If We’re Going To Be A Nation of Equals, We Need To Be A Nation of Equalizers
By NBP Editorial Board | June 14, 2017, 14:55 EDT
The shooting of a Republican leader in Congress and others by a disturbed left-wing attacker at a baseball practice in northern Virginia early Wednesday morning brings to mind all sorts of problems in America: the viciousness of our politics, the absurdity of our public rhetoric, the prevalence of violence.
It’d be easy for conservatives to play the same game so many liberals have played in comparable events — to play up the shooter’s work as a Bernie Sanders-for-president volunteer, that he was a fan of MSNBC and CNN, that he hated President Donald Trump and hated Republicans and wanted higher taxes on rich people. His actions weren’t really an attack on Congress; they were an attack on Republicans.
All those things are true. But it doesn’t mean that people he agreed with on certain political matters are responsible for what he did.
It’s also easy — and necessary — to applaud the U.S. Capitol Police, who prevented the shooter from killing everyone there and took casualties while doing it. Police are all too frequently underappreciated until disaster happens.

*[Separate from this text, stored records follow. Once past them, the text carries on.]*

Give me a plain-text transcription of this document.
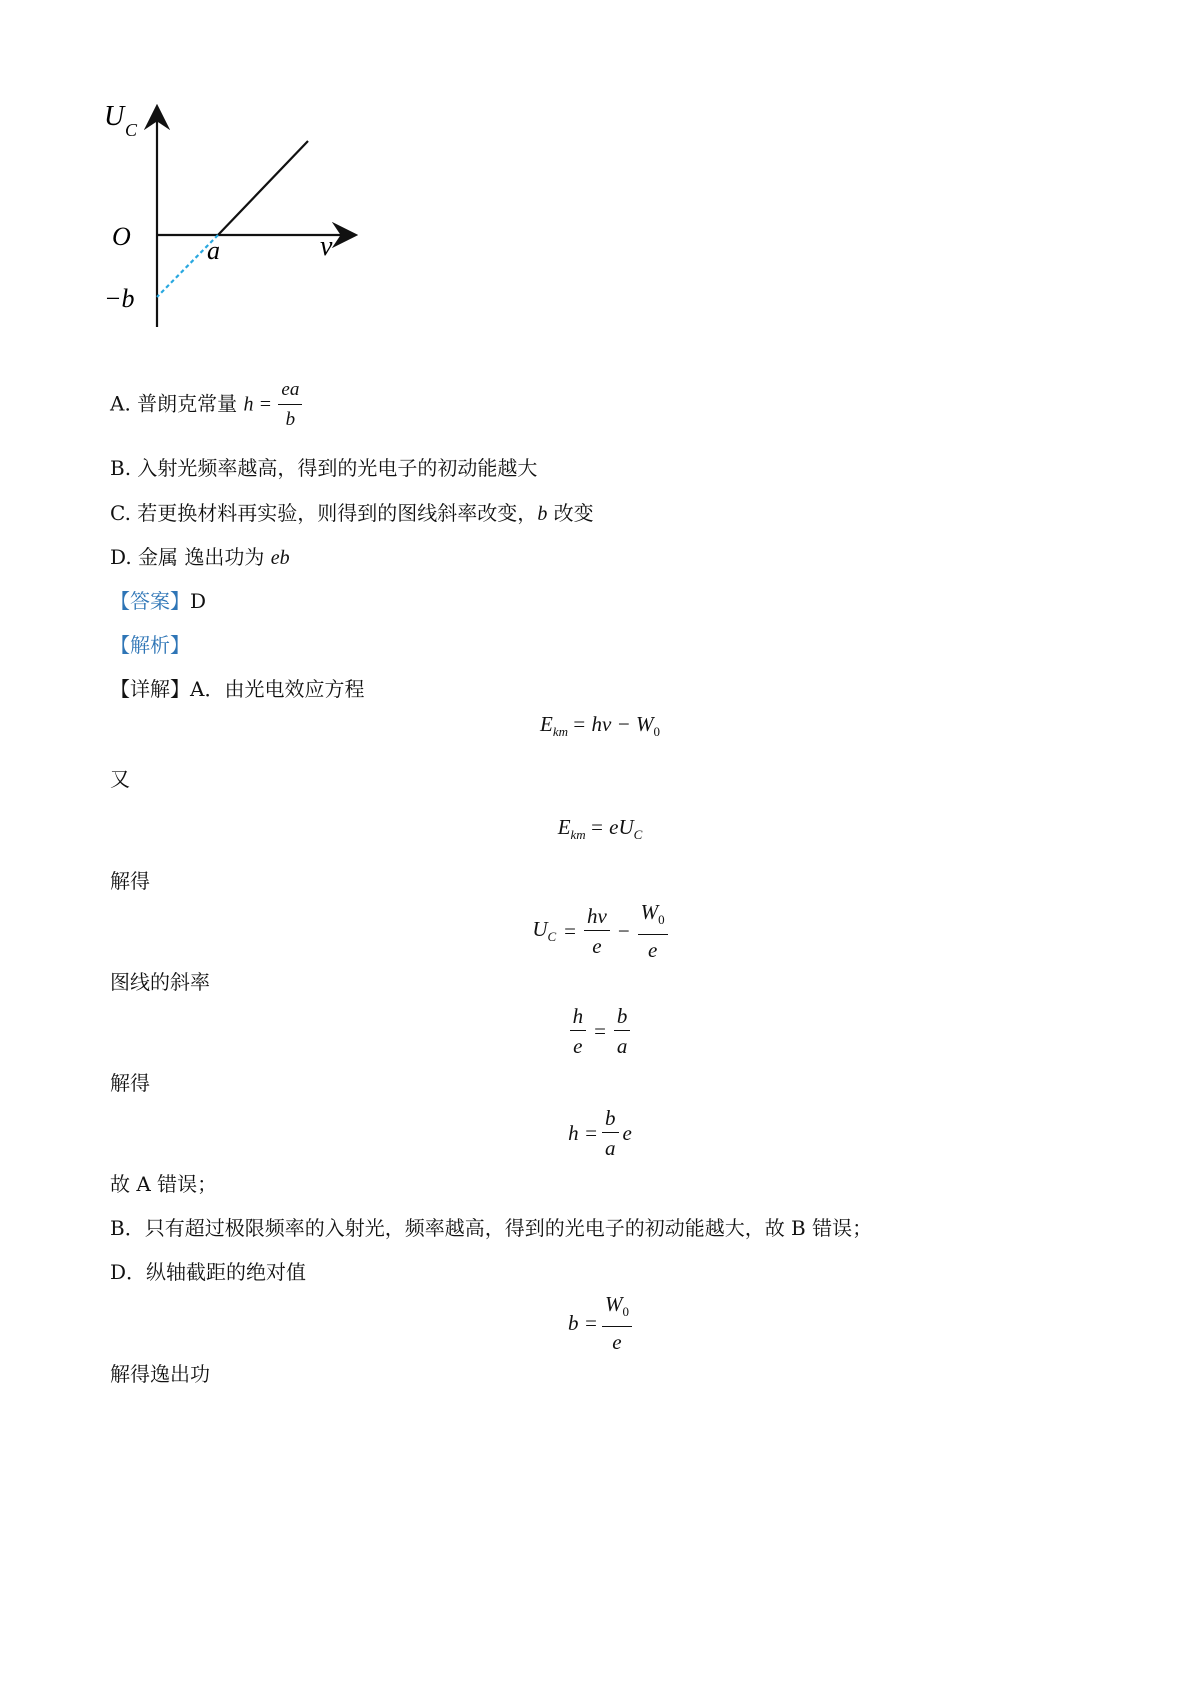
U C
ν
O	a
−b
A. 普朗克常量 $h = \frac{ea}{b}$
B. 入射光频率越高，得到的光电子的初动能越大
C. 若更换材料再实验，则得到的图线斜率改变，b 改变
D. 金属 逸出功为 eb
【答案】D
【解析】
【详解】A．由光电效应方程
$E_{km} = h\nu - W_0$
又
$E_{km} = eU_C$
解得
$U_C = \frac{h\nu}{e} - \frac{W_0}{e}$
图线的斜率
$\frac{h}{e} = \frac{b}{a}$
解得
$h = \frac{b}{a}$ e
故 A 错误；
B．只有超过极限频率的入射光，频率越高，得到的光电子的初动能越大，故 B 错误；
D．纵轴截距的绝对值
$b = \frac{W_0}{e}$
解得逸出功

But why were the U.S. Capitol Police at an early-morning baseball practice at a suburban playing field?
Because members of Congress were there. The Capitol Police protect members of Congress. So they were on hand, at the ready, and acted swiftly.
Police can’t protect the rest of us that way, however. That’s why we need to protect ourselves.
If there’s a public policy point to be made from this attack, it’s that everybody in this country needs the ability to protect himself with a firearm, just as the Second Amendment provides.
Gun control and gun-free zones are themselves a form of violence, because they leave everyone who abides by them defenseless. We go from confident citizens to waiting victims.
Murder, unfortunately, we will always have with us. It’s impossible to stymie every individual act of violence.
But mass shootings don’t happen in places where people are packing.